L’histoire et le terroir du lard braisé au poivre et gingembre
Le lard braisé au poivre et gingembre puise ses racines dans la cuisine traditionnelle bretonne, où le cochon occupe une place centrale. Autrefois, chaque ferme élevait son porc, et le lard était conservé par salaison ou fumage pour être consommé tout au long de l’année. Le braisage longue durée permettait d’attendrir les morceaux les plus fermes tout en parfumant la chair. L’ajout de gingembre, ingrédient exotique autrefois importé des colonies, témoigne des échanges maritimes de la Bretagne. Cette épice, associée au poivre, relève le goût du lard sans le dominer, créant un équilibre subtil entre le gras fondant et les notes chaudes et piquantes. Joël Robuchon, natif de Poitiers mais profondément attaché aux produits du terroir, a revisité cette recette paysanne en y apportant la rigueur de la grande cuisine. Dans son Grand Livre de Cuisine, il insiste sur le choix du lard – idéalement de l’épaule ou de la poitrine – et sur la cuisson lente, clé de la réussite. Le lard braisé au poivre et gingembre est devenu un classique des tables gastronomiques, symbole de la transmission d’un savoir-faire ancestral. Aujourd’hui, on le déguste en hiver, accompagné d’une purée onctueuse ou de légumes racines, et il incarne le réconfort d’une cuisine authentique. Pour varier les plaisirs, vous pouvez remplacer le gingembre frais par du gingembre confit ou ajouter une pincée de piment d’Espelette pour une touche plus relevée.

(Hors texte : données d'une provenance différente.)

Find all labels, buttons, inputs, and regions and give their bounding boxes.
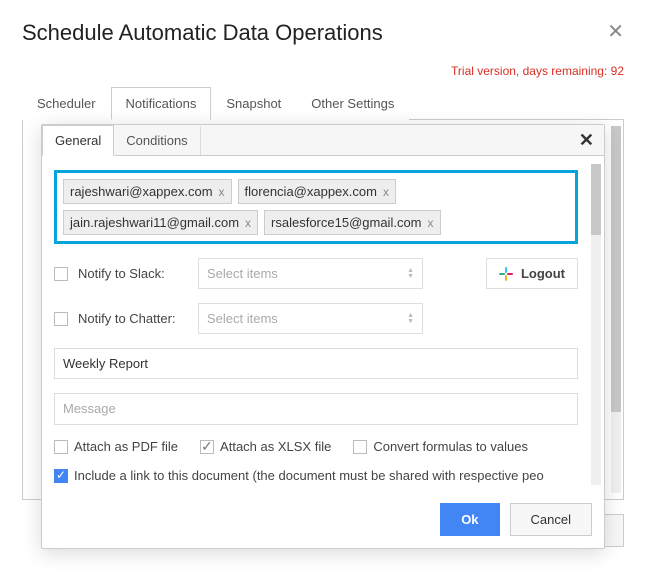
email-chip-text: rsalesforce15@gmail.com (271, 215, 421, 230)
notify-slack-select[interactable]: Select items ▲▼ (198, 258, 423, 289)
tab-notifications[interactable]: Notifications (111, 87, 212, 120)
email-chip-text: rajeshwari@xappex.com (70, 184, 213, 199)
inner-tabs: General Conditions ✕ (42, 125, 604, 156)
close-icon[interactable]: ✕ (607, 22, 624, 42)
convert-formulas-label: Convert formulas to values (373, 439, 528, 454)
convert-formulas-checkbox[interactable] (353, 440, 367, 454)
select-placeholder: Select items (207, 311, 278, 326)
email-chip[interactable]: jain.rajeshwari11@gmail.com x (63, 210, 258, 235)
inner-close-icon[interactable]: ✕ (569, 126, 604, 155)
main-tabs: Scheduler Notifications Snapshot Other S… (22, 86, 624, 120)
chip-remove-icon[interactable]: x (219, 185, 225, 199)
include-link-checkbox[interactable] (54, 469, 68, 483)
inner-scrollbar[interactable] (591, 164, 601, 485)
attach-xlsx-checkbox[interactable] (200, 440, 214, 454)
slack-icon (499, 267, 513, 281)
chip-remove-icon[interactable]: x (383, 185, 389, 199)
notify-chatter-checkbox[interactable] (54, 312, 68, 326)
notify-chatter-select[interactable]: Select items ▲▼ (198, 303, 423, 334)
tab-conditions[interactable]: Conditions (114, 126, 200, 155)
email-chip-text: jain.rajeshwari11@gmail.com (70, 215, 239, 230)
select-placeholder: Select items (207, 266, 278, 281)
tab-scheduler[interactable]: Scheduler (22, 87, 111, 120)
inner-cancel-button[interactable]: Cancel (510, 503, 592, 536)
chip-remove-icon[interactable]: x (245, 216, 251, 230)
email-recipients-box[interactable]: rajeshwari@xappex.com x florencia@xappex.… (54, 170, 578, 244)
email-chip[interactable]: rsalesforce15@gmail.com x (264, 210, 440, 235)
slack-logout-button[interactable]: Logout (486, 258, 578, 289)
email-chip[interactable]: rajeshwari@xappex.com x (63, 179, 232, 204)
chip-remove-icon[interactable]: x (428, 216, 434, 230)
notify-slack-label: Notify to Slack: (78, 266, 188, 281)
dialog-title: Schedule Automatic Data Operations (22, 20, 383, 46)
attach-pdf-checkbox[interactable] (54, 440, 68, 454)
logout-label: Logout (521, 266, 565, 281)
outer-scrollbar[interactable] (611, 126, 621, 493)
tab-other-settings[interactable]: Other Settings (296, 87, 409, 120)
trial-banner: Trial version, days remaining: 92 (22, 64, 624, 78)
select-arrows-icon: ▲▼ (407, 268, 414, 280)
subject-input[interactable]: Weekly Report (54, 348, 578, 379)
email-chip[interactable]: florencia@xappex.com x (238, 179, 396, 204)
include-link-label: Include a link to this document (the doc… (74, 468, 544, 483)
inner-ok-button[interactable]: Ok (440, 503, 499, 536)
select-arrows-icon: ▲▼ (407, 313, 414, 325)
notifications-inner-dialog: General Conditions ✕ rajeshwari@xappex.c… (41, 124, 605, 549)
attach-pdf-label: Attach as PDF file (74, 439, 178, 454)
main-panel: General Conditions ✕ rajeshwari@xappex.c… (22, 120, 624, 500)
notify-chatter-label: Notify to Chatter: (78, 311, 188, 326)
email-chip-text: florencia@xappex.com (245, 184, 377, 199)
tab-general[interactable]: General (42, 125, 114, 156)
attach-xlsx-label: Attach as XLSX file (220, 439, 331, 454)
message-input[interactable]: Message (54, 393, 578, 425)
tab-snapshot[interactable]: Snapshot (211, 87, 296, 120)
notify-slack-checkbox[interactable] (54, 267, 68, 281)
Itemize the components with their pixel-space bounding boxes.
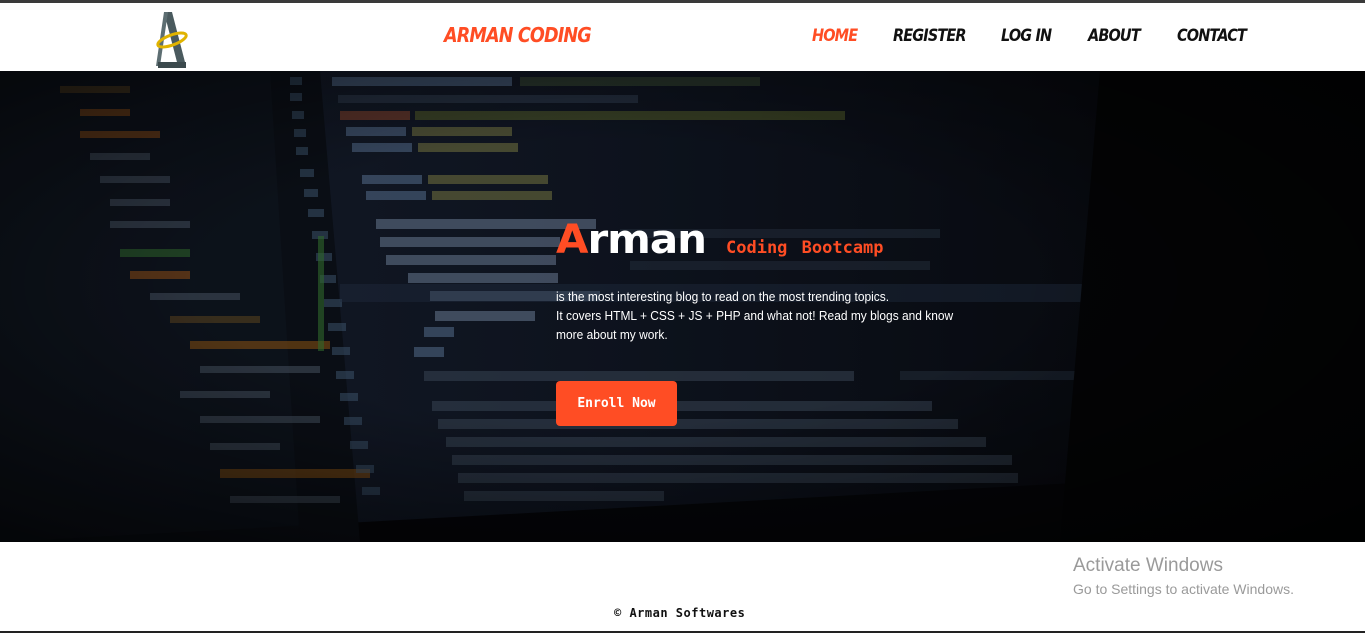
windows-activation-watermark: Activate Windows Go to Settings to activ… bbox=[1073, 555, 1294, 597]
hero-description-line: is the most interesting blog to read on … bbox=[556, 289, 890, 304]
watermark-title: Activate Windows bbox=[1073, 555, 1223, 576]
hero-title-initial: A bbox=[556, 217, 589, 263]
copyright-text: © Arman Softwares bbox=[614, 606, 746, 620]
enroll-now-button[interactable]: Enroll Now bbox=[556, 381, 677, 426]
watermark-subtitle: Go to Settings to activate Windows. bbox=[1073, 581, 1294, 597]
site-header: ARMAN CODING HOME REGISTER LOG IN ABOUT … bbox=[0, 3, 1365, 71]
hero-description-line: It covers HTML + CSS + JS + PHP and what… bbox=[556, 308, 954, 323]
nav-about-link[interactable]: ABOUT bbox=[1088, 26, 1141, 46]
hero-section: Arman Coding Bootcamp is the most intere… bbox=[0, 71, 1365, 542]
nav-register-link[interactable]: REGISTER bbox=[893, 26, 967, 46]
nav-contact-link[interactable]: CONTACT bbox=[1177, 26, 1247, 46]
hero-description: is the most interesting blog to read on … bbox=[556, 287, 954, 344]
hero-title: Arman bbox=[556, 217, 707, 263]
hero-title-rest: rman bbox=[587, 217, 707, 263]
hero-description-line: more about my work. bbox=[556, 327, 668, 342]
site-footer: Activate Windows Go to Settings to activ… bbox=[0, 542, 1365, 633]
nav-login-link[interactable]: LOG IN bbox=[1001, 26, 1052, 46]
hero-subtitle: Coding Bootcamp bbox=[726, 238, 884, 258]
main-nav: HOME REGISTER LOG IN ABOUT CONTACT bbox=[0, 26, 1365, 56]
nav-home-link[interactable]: HOME bbox=[812, 26, 858, 46]
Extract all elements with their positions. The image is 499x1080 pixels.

Ce plat se bonifie avec le temps : n’hésitez pas à le préparer la veille pour des saveurs encore plus profondes.
Conseils et astuces pour un lard braisé au poivre et gingembre parfait
Pour réussir votre lard braisé au poivre et gingembre, choisissez un lard avec une belle épaisseur de gras et de chair. La cuisson lente à feu doux est essentielle : si votre feu est trop vif, le lard durcira. Si vous souhaitez un bouillon plus concentré, retirez le couvercle en fin de cuisson et laissez réduire. En termes d’accords, un cidre brut breton ou un vin blanc sec comme un muscadet soulignera les notes épicées du gingembre. Pour une variante plus moderne, ajoutez une cuillère de miel en fin de cuisson pour caraméliser légèrement la couenne. Ce lard braisé au poivre et gingembre se conserve très bien trois jours au réfrigérateur, et se réchauffe doucement dans son bouillon. Si vous cherchez d’autres idées de plats mijotés, explorez nos meilleures recettes maison qui mettent à l’honneur les produits de saison. N’oubliez pas que la clé de cette recette est la patience : le temps fait tout le travail.